By Kirk Petersen
In unusually harsh language, the Archbishop of Canterbury has “condemn[ed]” as “unacceptable” a recent statement by the Archbishop of Nigeria on human sexuality — thereby raising the stakes in what started as a disagreement between the Nigerian primate and the Anglican Church in North America (ACNA).
Archbishop Justin Welby’s comments on March 5 were in response to Nigerian Archbishop Henry Ndukuba’s contention that “The deadly ‘virus’ of homosexuality has infiltrated ACNA. This is likened to a Yeast that should be urgently and radically expunged and excised lest it affects the whole dough.”
“I completely disagree with and condemn this language,” Welby stated. “It is unacceptable. It dehumanises those human beings of whom the statement speaks. I have written privately to His Grace The Archbishop to make clear that this language is incompatible with the agreed teaching of the Anglican Communion.”
The relationship between Canterbury and Nigeria has been fragile for years. Nigeria was one of three African provinces of the Anglican Communion that announced a boycott of the decennial Lambeth Conference, which had been scheduled for the summer of 2020. The conference has been pushed back to 2022 because of the pandemic.
The Church of Nigeria is the largest member of GAFCON, the global orthodox Anglican movement that has been building an identity separate from Canterbury. With 18 million members, it is also the largest province in the Anglican Communion, aside from the Church of England.

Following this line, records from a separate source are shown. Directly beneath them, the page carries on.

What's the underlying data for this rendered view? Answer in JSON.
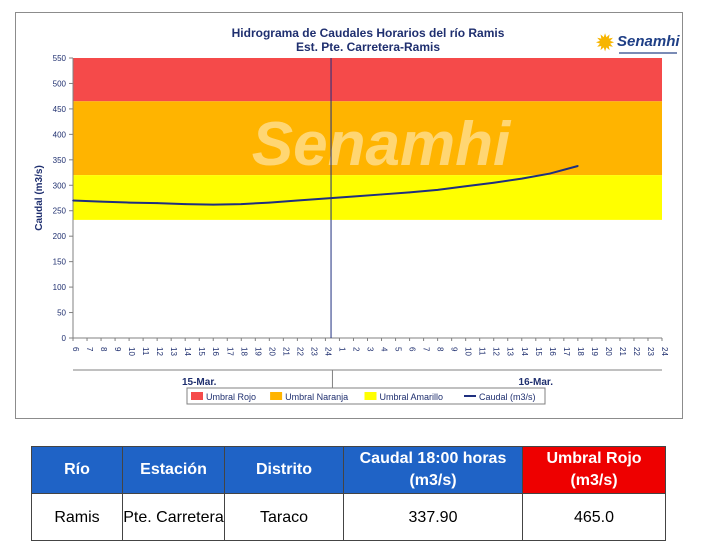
{
  "chart_data": {
    "type": "line",
    "title": "Hidrograma de Caudales Horarios del río Ramis",
    "subtitle": "Est. Pte. Carretera-Ramis",
    "watermark": "Senamhi",
    "ylabel": "Caudal  (m3/s)",
    "ylim": [
      0,
      550
    ],
    "yticks": [
      0,
      50,
      100,
      150,
      200,
      250,
      300,
      350,
      400,
      450,
      500,
      550
    ],
    "xlim": [
      6,
      48
    ],
    "xtick_labels": [
      "6",
      "7",
      "8",
      "9",
      "10",
      "11",
      "12",
      "13",
      "14",
      "15",
      "16",
      "17",
      "18",
      "19",
      "20",
      "21",
      "22",
      "23",
      "24",
      "1",
      "2",
      "3",
      "4",
      "5",
      "6",
      "7",
      "8",
      "9",
      "10",
      "11",
      "12",
      "13",
      "14",
      "15",
      "16",
      "17",
      "18",
      "19",
      "20",
      "21",
      "22",
      "23",
      "24"
    ],
    "day_labels": [
      "15-Mar.",
      "16-Mar."
    ],
    "grid": false,
    "legend_position": "bottom",
    "bands": [
      {
        "name": "Umbral Rojo",
        "from": 465,
        "to": 550,
        "color": "#f54a4a"
      },
      {
        "name": "Umbral Naranja",
        "from": 320,
        "to": 465,
        "color": "#ffb400"
      },
      {
        "name": "Umbral Amarillo",
        "from": 232,
        "to": 320,
        "color": "#ffff00"
      }
    ],
    "series": [
      {
        "name": "Caudal (m3/s)",
        "color": "#1f2f7f",
        "x": [
          6,
          8,
          10,
          12,
          14,
          16,
          18,
          20,
          22,
          24,
          26,
          28,
          30,
          32,
          34,
          36,
          38,
          40,
          42
        ],
        "y": [
          270,
          268,
          266,
          265,
          263,
          262,
          263,
          266,
          270,
          274,
          278,
          282,
          286,
          291,
          298,
          305,
          313,
          323,
          337.9
        ]
      }
    ],
    "cursor_line": {
      "x": 24.4,
      "y_from": 0,
      "y_to": 550
    }
  },
  "logo": {
    "text": "Senamhi"
  },
  "table": {
    "headers": [
      "Río",
      "Estación",
      "Distrito",
      "Caudal  18:00 horas (m3/s)",
      "Umbral Rojo (m3/s)"
    ],
    "row": [
      "Ramis",
      "Pte. Carretera",
      "Taraco",
      "337.90",
      "465.0"
    ]
  },
  "colors": {
    "header_blue": "#1f63c6",
    "header_red": "#ee0000"
  }
}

ACNA is another influential member of GAFCON, even though at 130,000 members it is tiny compared to Nigeria and other GAFCON provinces. ACNA’s Archbishop Foley Beach currently leads GAFCON’s Council of Primates, and thus ACNA and the Church of Nigeria would appear to be key allies.
But Archbishop Ndukuba’s statement accused ACNA leadership of being “palliative, weak, and unwilling to discipline the erring bishops and priests” who expressed disagreement with the recent pastoral statement by ACNA bishops on sexuality and identity. The carefully worded 3,700-word pastoral statement rejected the term “gay Christian,” arguing that homosexuality is a temptation to sin, not an identity. The bishops proposed “Christians who experience same-sex attraction” as an alternate term. The international controversy erupted after a bishop and multiple priests in ACNA signed and briefly posted online a “Dear Gay Anglican” letter, written by a celibate gay ACNA layman, that positioned gayness as an identity, while affirming ACNA’s “continued commitment to a traditional sexual ethic.”

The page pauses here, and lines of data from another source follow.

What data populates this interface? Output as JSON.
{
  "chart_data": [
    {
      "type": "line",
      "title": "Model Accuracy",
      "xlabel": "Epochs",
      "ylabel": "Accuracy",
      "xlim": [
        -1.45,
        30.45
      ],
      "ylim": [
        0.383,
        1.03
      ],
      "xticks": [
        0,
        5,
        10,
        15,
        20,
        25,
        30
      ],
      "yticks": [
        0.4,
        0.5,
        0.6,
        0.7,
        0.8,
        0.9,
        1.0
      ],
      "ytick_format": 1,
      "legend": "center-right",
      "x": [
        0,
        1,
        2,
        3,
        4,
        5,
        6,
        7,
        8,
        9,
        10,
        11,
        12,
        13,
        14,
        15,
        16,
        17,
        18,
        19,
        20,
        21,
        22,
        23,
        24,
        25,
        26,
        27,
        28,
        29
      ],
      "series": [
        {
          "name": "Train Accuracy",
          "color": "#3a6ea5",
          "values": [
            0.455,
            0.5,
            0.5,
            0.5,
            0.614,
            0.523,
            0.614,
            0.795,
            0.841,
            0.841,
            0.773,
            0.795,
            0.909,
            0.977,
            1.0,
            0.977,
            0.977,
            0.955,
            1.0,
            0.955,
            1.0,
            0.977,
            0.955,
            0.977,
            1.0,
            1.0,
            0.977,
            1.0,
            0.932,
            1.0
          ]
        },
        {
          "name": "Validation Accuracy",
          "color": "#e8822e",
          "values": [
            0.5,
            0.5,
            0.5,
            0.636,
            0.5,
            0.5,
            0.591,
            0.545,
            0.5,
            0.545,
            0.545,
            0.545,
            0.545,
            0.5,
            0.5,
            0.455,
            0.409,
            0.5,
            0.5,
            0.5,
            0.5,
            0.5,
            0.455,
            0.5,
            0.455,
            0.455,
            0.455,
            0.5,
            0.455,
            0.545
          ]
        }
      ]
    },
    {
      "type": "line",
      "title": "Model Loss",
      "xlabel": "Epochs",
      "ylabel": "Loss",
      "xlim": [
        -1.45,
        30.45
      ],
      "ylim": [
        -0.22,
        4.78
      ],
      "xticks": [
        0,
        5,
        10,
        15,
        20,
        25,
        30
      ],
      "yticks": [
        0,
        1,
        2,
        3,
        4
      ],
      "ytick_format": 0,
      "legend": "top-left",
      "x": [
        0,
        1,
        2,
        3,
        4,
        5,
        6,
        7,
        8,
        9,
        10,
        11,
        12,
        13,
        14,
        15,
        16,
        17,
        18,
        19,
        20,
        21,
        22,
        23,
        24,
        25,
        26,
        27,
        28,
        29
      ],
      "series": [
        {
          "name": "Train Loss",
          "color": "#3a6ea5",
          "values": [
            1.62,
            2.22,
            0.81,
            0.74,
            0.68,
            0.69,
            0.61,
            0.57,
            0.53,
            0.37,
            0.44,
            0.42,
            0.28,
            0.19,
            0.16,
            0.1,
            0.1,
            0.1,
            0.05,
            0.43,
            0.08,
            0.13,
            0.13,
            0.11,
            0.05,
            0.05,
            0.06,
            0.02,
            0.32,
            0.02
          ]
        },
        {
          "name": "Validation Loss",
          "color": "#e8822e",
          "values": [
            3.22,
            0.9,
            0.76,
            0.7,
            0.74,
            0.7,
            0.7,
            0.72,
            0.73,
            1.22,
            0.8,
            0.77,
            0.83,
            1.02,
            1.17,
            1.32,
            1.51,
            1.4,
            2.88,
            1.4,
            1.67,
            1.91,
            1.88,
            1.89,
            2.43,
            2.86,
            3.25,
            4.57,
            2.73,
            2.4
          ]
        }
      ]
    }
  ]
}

In response, Ndukuba wrote “A Gay is a Gay, they cannot be rightly described otherwise,” and fired a warning shot across ACNA’s bow: “ACNA was formed by GAFCON, as a safe haven for faithful Christians who reject the apostasy and rebellion in TEC (the Episcopal Church). They should not now find in ACNA the aberrations which drove them from TEC.”

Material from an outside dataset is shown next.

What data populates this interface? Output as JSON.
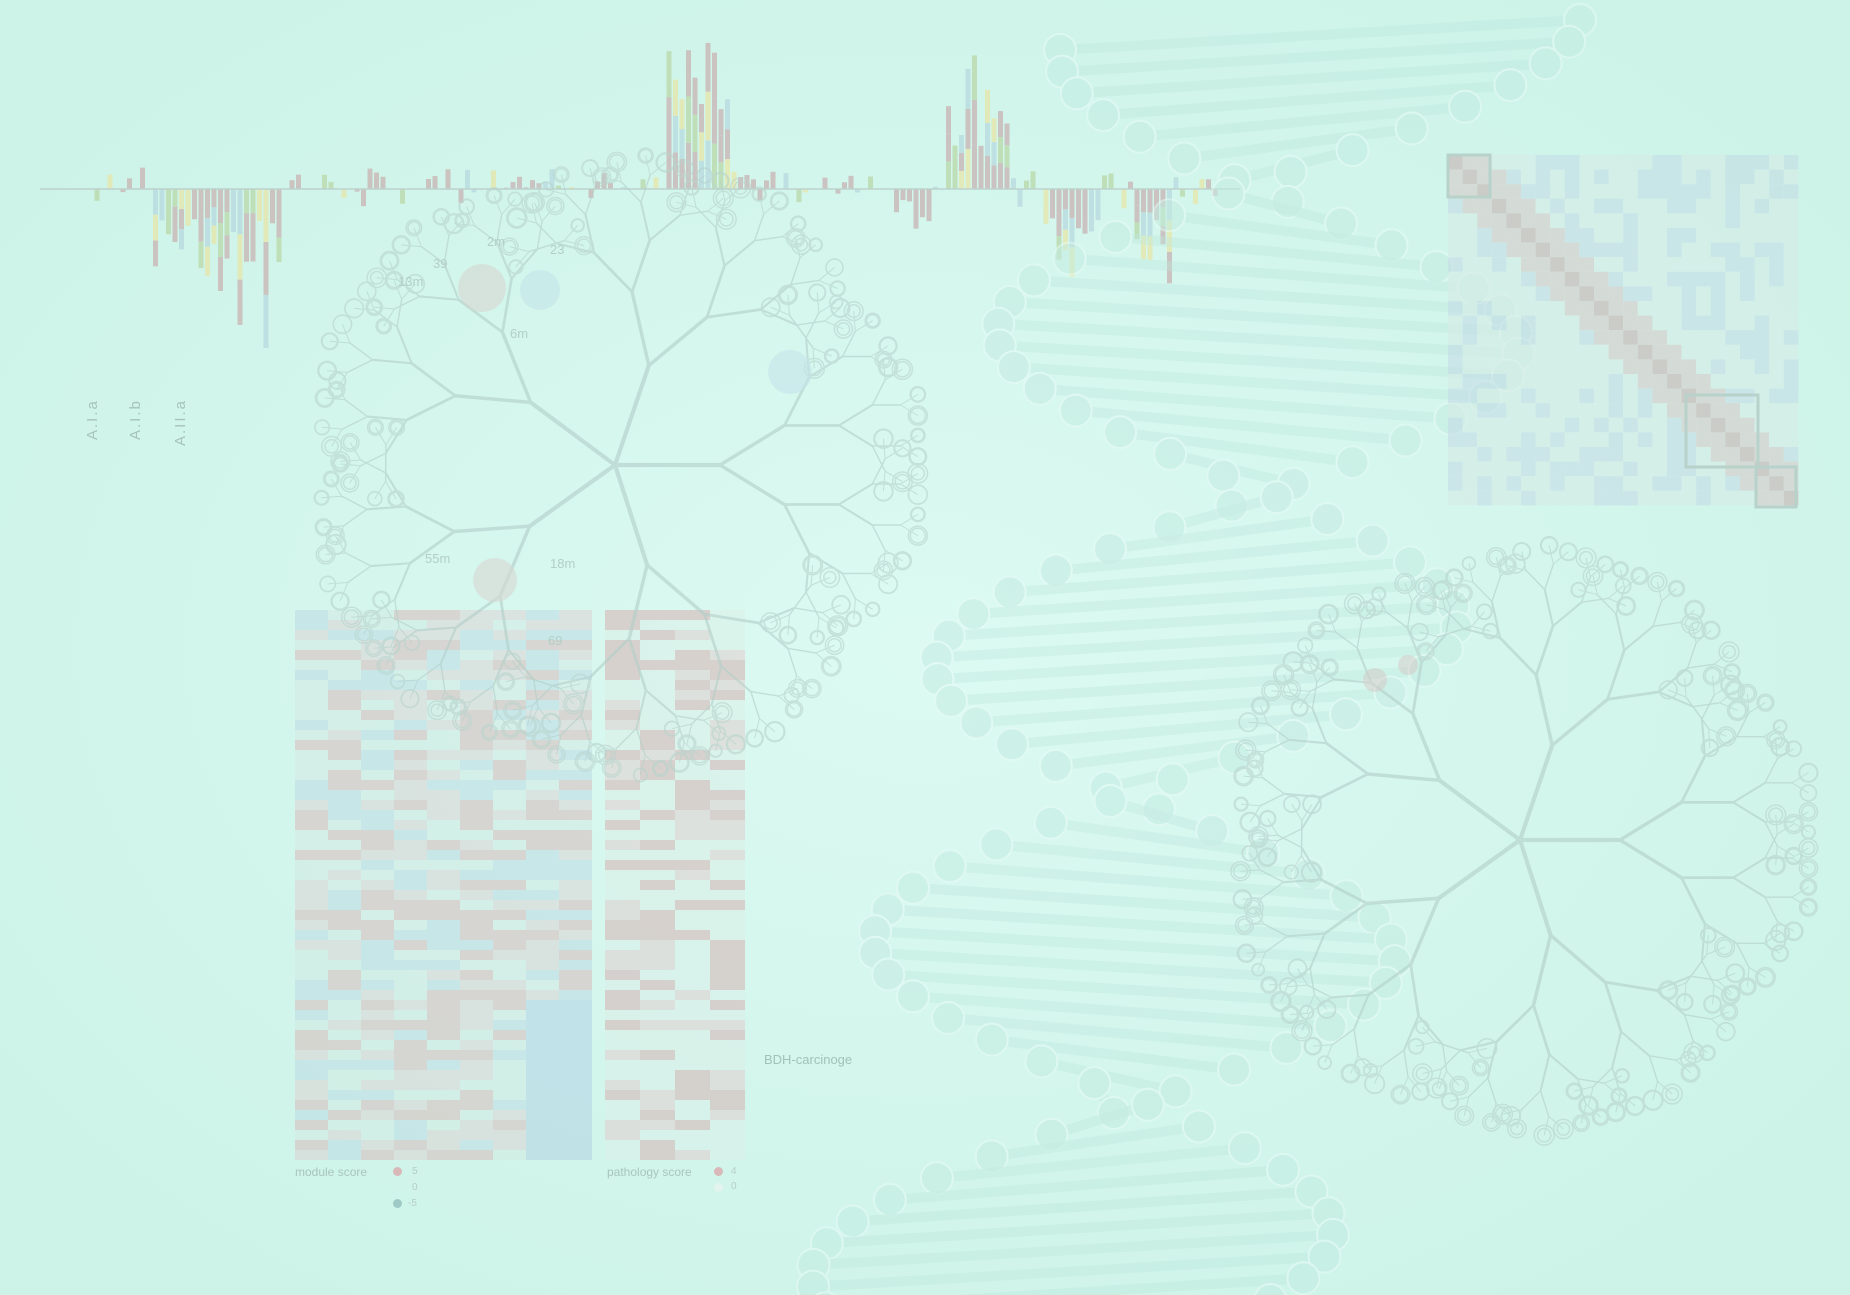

Ironically, all parties to the dispute agree, at least officially, that homosexual acts are contrary to Scripture. Even Welby, while citing a 1998 Lambeth Conference resolution denouncing homophobic language, noted that it “restated a traditional view of Christian marriage.”
All of this is in sharp contrast to the Episcopal Church, which now has five gay and lesbian bishops and authorizes same-sex marriage rites throughout the Church.